By calling an early poll Brown is not only seeking to avoid the danger of possibly losing an election at a later date, he needs a victory in order to claim a mandate for policies that are antithetical to the interests of the broad mass of working people.

A snap poll would in reality provide no such popular mandate. It would take place under conditions in which neither Labour nor any other party have issued a manifesto and smaller parties will be largely excluded from any significant participation by the huge amount of finances needed in short order to stand candidates.

Far from consulting the electorate on the major issues of the day, by mutual agreement with the Tories there will be no discussion on foreign policy and no disagreement over economic measures designed to impose the full burden of an economic downturn onto working people.

Both the major parties are courting the support of big business and a narrow layer of the prosperous upper middle class in a handful of key marginal seats in the southeast.

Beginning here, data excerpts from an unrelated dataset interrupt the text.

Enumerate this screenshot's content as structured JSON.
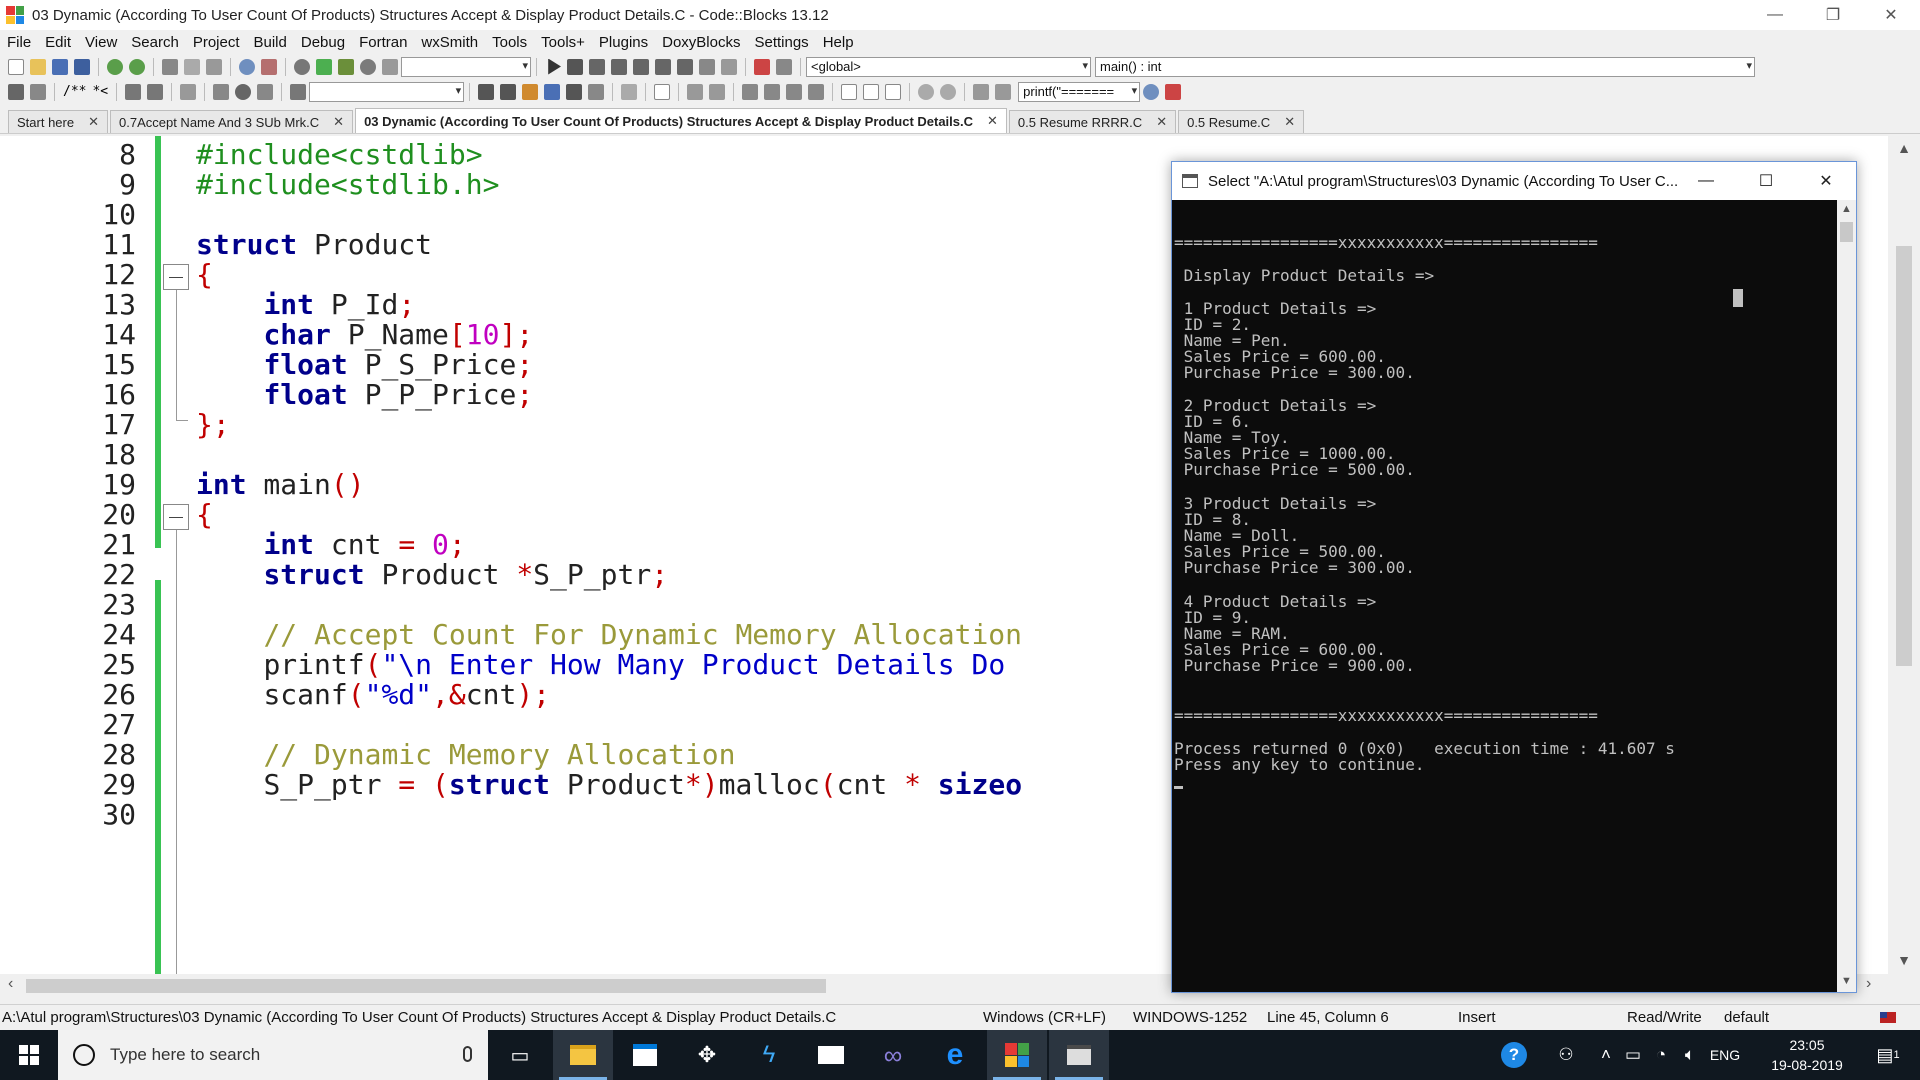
{
  "window": {
    "title": "03 Dynamic (According To User Count Of Products) Structures Accept & Display Product Details.C - Code::Blocks 13.12",
    "minimize": "—",
    "maximize": "❐",
    "close": "✕"
  },
  "menu": [
    "File",
    "Edit",
    "View",
    "Search",
    "Project",
    "Build",
    "Debug",
    "Fortran",
    "wxSmith",
    "Tools",
    "Tools+",
    "Plugins",
    "DoxyBlocks",
    "Settings",
    "Help"
  ],
  "toolbar": {
    "scope_combo": "<global>",
    "function_combo": "main() : int",
    "search_combo": "printf(\"=======",
    "comment_label": "/**",
    "comment_label2": "*<"
  },
  "tabs": [
    {
      "label": "Start here",
      "close": "✕"
    },
    {
      "label": "0.7Accept Name And 3 SUb Mrk.C",
      "close": "✕"
    },
    {
      "label": "03 Dynamic (According To User Count Of Products) Structures Accept & Display Product Details.C",
      "close": "✕",
      "active": true
    },
    {
      "label": "0.5 Resume RRRR.C",
      "close": "✕"
    },
    {
      "label": "0.5 Resume.C",
      "close": "✕"
    }
  ],
  "editor": {
    "line_numbers": [
      "8",
      "9",
      "10",
      "11",
      "12",
      "13",
      "14",
      "15",
      "16",
      "17",
      "18",
      "19",
      "20",
      "21",
      "22",
      "23",
      "24",
      "25",
      "26",
      "27",
      "28",
      "29",
      "30"
    ],
    "lines": {
      "l8": {
        "a": "#include<cstdlib>"
      },
      "l9": {
        "a": "#include<stdlib.h>"
      },
      "l11": {
        "a": "struct",
        "b": " Product"
      },
      "l12": {
        "a": "{"
      },
      "l13": {
        "ind": "    ",
        "a": "int",
        "b": " P_Id",
        "c": ";"
      },
      "l14": {
        "ind": "    ",
        "a": "char",
        "b": " P_Name",
        "c": "[",
        "d": "10",
        "e": "];"
      },
      "l15": {
        "ind": "    ",
        "a": "float",
        "b": " P_S_Price",
        "c": ";"
      },
      "l16": {
        "ind": "    ",
        "a": "float",
        "b": " P_P_Price",
        "c": ";"
      },
      "l17": {
        "a": "};"
      },
      "l19": {
        "a": "int",
        "b": " main",
        "c": "()"
      },
      "l20": {
        "a": "{"
      },
      "l21": {
        "ind": "    ",
        "a": "int",
        "b": " cnt ",
        "c": "=",
        "d": " ",
        "e": "0",
        "f": ";"
      },
      "l22": {
        "ind": "    ",
        "a": "struct",
        "b": " Product ",
        "c": "*",
        "d": "S_P_ptr",
        "e": ";"
      },
      "l24": {
        "ind": "    ",
        "a": "// Accept Count For Dynamic Memory Allocation"
      },
      "l25": {
        "ind": "    ",
        "a": "printf",
        "b": "(",
        "c": "\"\\n Enter How Many Product Details Do"
      },
      "l26": {
        "ind": "    ",
        "a": "scanf",
        "b": "(",
        "c": "\"%d\"",
        "d": ",&",
        "e": "cnt",
        "f": ");"
      },
      "l28": {
        "ind": "    ",
        "a": "// Dynamic Memory Allocation"
      },
      "l29": {
        "ind": "    ",
        "a": "S_P_ptr ",
        "b": "=",
        "c": " ",
        "d": "(",
        "e": "struct",
        "f": " Product",
        "g": "*)",
        "h": "malloc",
        "i": "(",
        "j": "cnt ",
        "k": "*",
        "l": " ",
        "m": "sizeo"
      }
    }
  },
  "console": {
    "title": "Select \"A:\\Atul program\\Structures\\03 Dynamic (According To User C...",
    "lines": [
      "=================xxxxxxxxxxx================",
      "",
      " Display Product Details =>",
      "",
      " 1 Product Details =>",
      " ID = 2.",
      " Name = Pen.",
      " Sales Price = 600.00.",
      " Purchase Price = 300.00.",
      "",
      " 2 Product Details =>",
      " ID = 6.",
      " Name = Toy.",
      " Sales Price = 1000.00.",
      " Purchase Price = 500.00.",
      "",
      " 3 Product Details =>",
      " ID = 8.",
      " Name = Doll.",
      " Sales Price = 500.00.",
      " Purchase Price = 300.00.",
      "",
      " 4 Product Details =>",
      " ID = 9.",
      " Name = RAM.",
      " Sales Price = 600.00.",
      " Purchase Price = 900.00.",
      "",
      "",
      "=================xxxxxxxxxxx================",
      "",
      "Process returned 0 (0x0)   execution time : 41.607 s",
      "Press any key to continue."
    ]
  },
  "status": {
    "path": "A:\\Atul program\\Structures\\03 Dynamic (According To User Count Of Products) Structures Accept & Display Product Details.C",
    "eol": "Windows (CR+LF)",
    "encoding": "WINDOWS-1252",
    "position": "Line 45, Column 6",
    "mode": "Insert",
    "access": "Read/Write",
    "profile": "default"
  },
  "taskbar": {
    "search_placeholder": "Type here to search",
    "language": "ENG",
    "time": "23:05",
    "date": "19-08-2019",
    "notifications": "1"
  },
  "colors": {
    "keyword": "#00008b",
    "preprocessor": "#1f8f1f",
    "operator": "#c00000",
    "number": "#c000c0",
    "string": "#0000c8",
    "comment": "#9a9a3a",
    "change_bar": "#39c353",
    "console_bg": "#0c0c0c",
    "console_fg": "#c0c0c0",
    "taskbar": "#101820"
  }
}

Since becoming prime minister, Brown’s every pronouncement has been framed as an appeal to disillusioned Tories. His campaign kicked off last month with his invite to Margaret Thatcher for tea at Number 10, praising her as a “conviction politician” like himself. It was followed by his Labour Party conference speech that stole virtually every one of the Tories’ policies, earning Brown the soubriquet of Thatcher’s “natural heir” by none other than Norman Tebbit.

This is part of Brown’s “Big Tent” strategy, in which he has recruited yet more Tories, Liberals and leading businessmen into government. Portrayed as a commitment to inclusiveness, upholding Britain’s national interests and standing above narrow party politics, its real purpose is to consolidate the political monopoly of big business as exercised through Labour.

The section of the population firmly excluded from Brown’s big tent is the working class. Only last month, Brown denounced workers striking against his imposition of a public sector pay freeze, insisting that “disciplined” pay awards are “an essential part of maintaining economic stability, and we will do nothing—nothing—to put that at risk.”

This week it was announced that a Stop the War Coalition demonstration called to coincide with Parliament’s reconvening on October 8 has been banned by the Metropolitan Police.

Labour’s contempt for democratic rights is also evidenced by its indifference to the implications of calling an election at such short notice. Up to one million voters could be denied a vote because they are not yet registered on the 2007 electoral roll, which is not due to be completed until December 1.

In the event of a general election the Socialist Equality Party will intervene in order to alert working people, students and youth to the essential political issues that Brown is seeking to conceal. The central focus of our campaign will be to insist that the disenfranchising of millions of working people—by a “Labour” government that serves as the political weapon of the corporate elite—necessitates the building of a new and genuinely socialist party. Only in this way can the ongoing offensive against jobs, social conditions and democratic rights and the intensifying threat of war be combated.